I am not too familiar with this plane, but it is described as a low angle plane, meaning the bedding angle of the plane to the iron is at a low angle. The reason I use older Stanley 9 1/2 planes is that they come with a lateral turn wheel that makes small adjustments to the blade through the adjustable throat. The newer Stanley plane somewhat similar to the 9 1/2 I believe is the 12-920, selling at Walmart for about 31.58. It does not have the wheel, but a screw mechanism to move the blade forward and back. Stanley does now make a Stanley "Sweetheart" No. 9 1/2 plane (12-138) and it is currently selling for 71.99 at Walmart.
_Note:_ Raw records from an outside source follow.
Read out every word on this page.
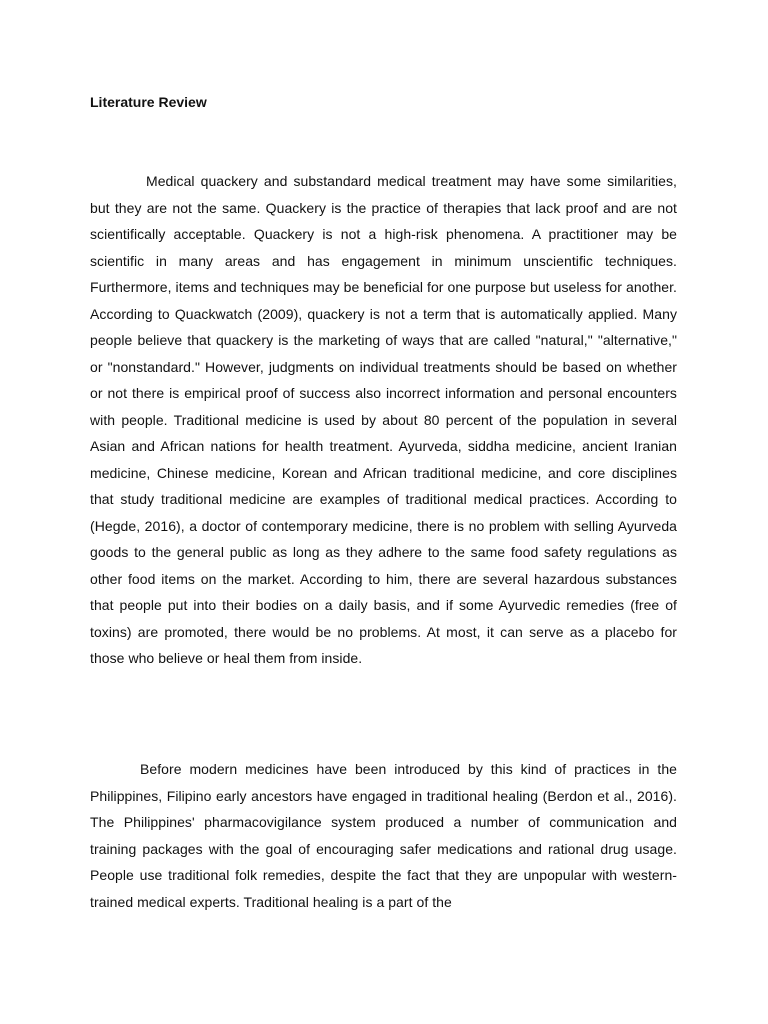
Literature Review

Medical quackery and substandard medical treatment may have some similarities, but they are not the same. Quackery is the practice of therapies that lack proof and are not scientifically acceptable. Quackery is not a high-risk phenomena. A practitioner may be scientific in many areas and has engagement in minimum unscientific techniques. Furthermore, items and techniques may be beneficial for one purpose but useless for another. According to Quackwatch (2009), quackery is not a term that is automatically applied. Many people believe that quackery is the marketing of ways that are called "natural," "alternative," or "nonstandard." However, judgments on individual treatments should be based on whether or not there is empirical proof of success also incorrect information and personal encounters with people. Traditional medicine is used by about 80 percent of the population in several Asian and African nations for health treatment. Ayurveda, siddha medicine, ancient Iranian medicine, Chinese medicine, Korean and African traditional medicine, and core disciplines that study traditional medicine are examples of traditional medical practices. According to (Hegde, 2016), a doctor of contemporary medicine, there is no problem with selling Ayurveda goods to the general public as long as they adhere to the same food safety regulations as other food items on the market. According to him, there are several hazardous substances that people put into their bodies on a daily basis, and if some Ayurvedic remedies (free of toxins) are promoted, there would be no problems. At most, it can serve as a placebo for those who believe or heal them from inside.

Before modern medicines have been introduced by this kind of practices in the Philippines, Filipino early ancestors have engaged in traditional healing (Berdon et al., 2016). The Philippines' pharmacovigilance system produced a number of communication and training packages with the goal of encouraging safer medications and rational drug usage. People use traditional folk remedies, despite the fact that they are unpopular with western-trained medical experts. Traditional healing is a part of the
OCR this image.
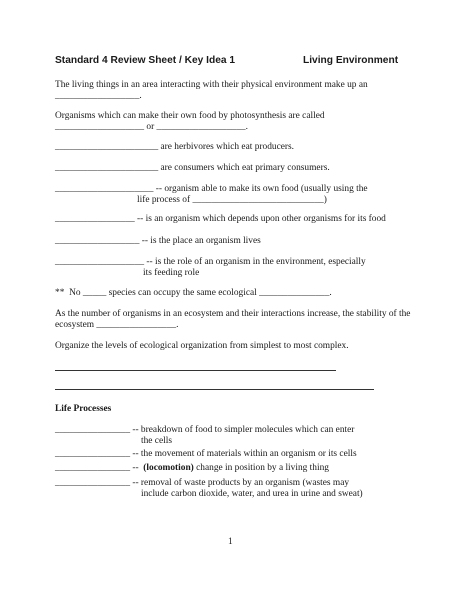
Standard 4 Review Sheet / Key Idea 1	Living Environment
The living things in an area interacting with their physical environment make up an
__________________.
Organisms which can make their own food by photosynthesis are called
___________________ or ___________________.
______________________ are herbivores which eat producers.
______________________ are consumers which eat primary consumers.
_____________________ -- organism able to make its own food (usually using the
life process of ____________________________)
_________________ -- is an organism which depends upon other organisms for its food
__________________ -- is the place an organism lives
___________________ -- is the role of an organism in the environment, especially
its feeding role
**  No _____ species can occupy the same ecological _______________.
As the number of organisms in an ecosystem and their interactions increase, the stability of the
ecosystem _________________.
Organize the levels of ecological organization from simplest to most complex.
Life Processes
________________ -- breakdown of food to simpler molecules which can enter
the cells
________________ -- the movement of materials within an organism or its cells
________________ --  (locomotion) change in position by a living thing
________________ -- removal of waste products by an organism (wastes may
include carbon dioxide, water, and urea in urine and sweat)
1
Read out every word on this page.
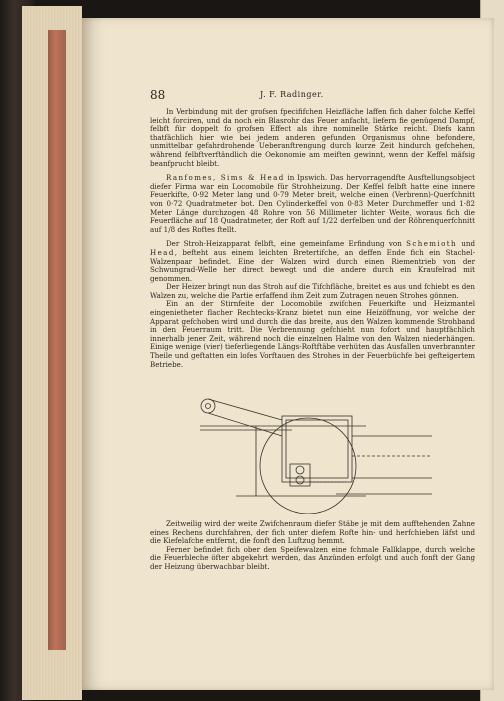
88	J. F. Radinger.

In Verbindung mit der grofsen fpecififchen Heizfläche laffen fich daher folche Keffel leicht forciren, und da noch ein Blasrohr das Feuer anfacht, liefern fie genügend Dampf, felbft für doppelt fo grofsen Effect als ihre nominelle Stärke reicht. Diefs kann thatfächlich hier wie bei jedem anderen gefunden Organismus ohne befondere, unmittelbar gefahrdrohende Ueberanftrengung durch kurze Zeit hindurch gefchehen, während felbftverftändlich die Oekonomie am meiften gewinnt, wenn der Keffel mäfsig beanfprucht bleibt.

Ranfomes, Sims & Head in Ipswich. Das hervorragendfte Ausftellungsobject diefer Firma war ein Locomobile für Strohheizung. Der Keffel felbft hatte eine innere Feuerkifte, 0·92 Meter lang und 0·79 Meter breit, welche einen (Verbrenn)-Querfchnitt von 0·72 Quadratmeter bot. Den Cylinderkeffel von 0·83 Meter Durchmeffer und 1·82 Meter Länge durchzogen 48 Rohre von 56 Millimeter lichter Weite, woraus fich die Feuerfläche auf 18 Quadratmeter, der Roft auf 1/22 derfelben und der Röhrenquerfchnitt auf 1/8 des Roftes ftellt.

Der Stroh-Heizapparat felbft, eine gemeinfame Erfindung von Schemioth und Head, befteht aus einem leichten Bretertifche, an deffen Ende fich ein Stachel-Walzenpaar befindet. Eine der Walzen wird durch einen Riementrieb von der Schwungrad-Welle her direct bewegt und die andere durch ein Kraufelrad mit genommen.

Der Heizer bringt nun das Stroh auf die Tifchfläche, breitet es aus und fchiebt es den Walzen zu, welche die Partie erfaffend ihm Zeit zum Zutragen neuen Strohes gönnen.

Ein an der Stirnfeite der Locomobile zwifchen Feuerkifte und Heizmantel eingenietheter flacher Rechtecks-Kranz bietet nun eine Heizöffnung, vor welche der Apparat gefchoben wird und durch die das breite, aus den Walzen kommende Strohband in den Feuerraum tritt. Die Verbrennung gefchieht nun fofort und hauptfächlich innerhalb jener Zeit, während noch die einzelnen Halme von den Walzen niederhängen. Einige wenige (vier) tieferliegende Längs-Roftftäbe verhüten das Ausfallen unverbrannter Theile und geftatten ein lofes Vorftauen des Strohes in der Feuerbüchfe bei gefteigertem Betriebe.

Zeitweilig wird der weite Zwifchenraum diefer Stäbe je mit dem aufftehenden Zahne eines Rechens durchfahren, der fich unter diefem Rofte hin- und herfchieben läfst und die Kiefelafche entfernt, die fonft den Luftzug hemmt.

Ferner befindet fich ober den Speifewalzen eine fchmale Fallklappe, durch welche die Feuerbleche öfter abgekehrt werden, das Anzünden erfolgt und auch fonft der Gang der Heizung überwachbar bleibt.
This newest plane is a bit more expensive, but it appears to have added the lateral wheel which allows for micro adjustments to the blade. It may be possible to steepen your 12-960 blade angle to minimize chipping or tear outs. From Stanley, "the 12-960 sits at a 12 degree angle. The 12-920 sits at a 21 degree angle," so you can see the difference in angle degree you are already starting with. If at all possible you may find it easier to start with a Stanley 9 1/2. Best of luck!
Here are a few sources. Jeff Wagner planing forms, Swearingen planing forms, Peak Outdoors, Lon Blauvelt's bamboo flyrods, Bellinger planing forms. Obviously forms are heavy so it might be a good idea to check on shipping charges as well.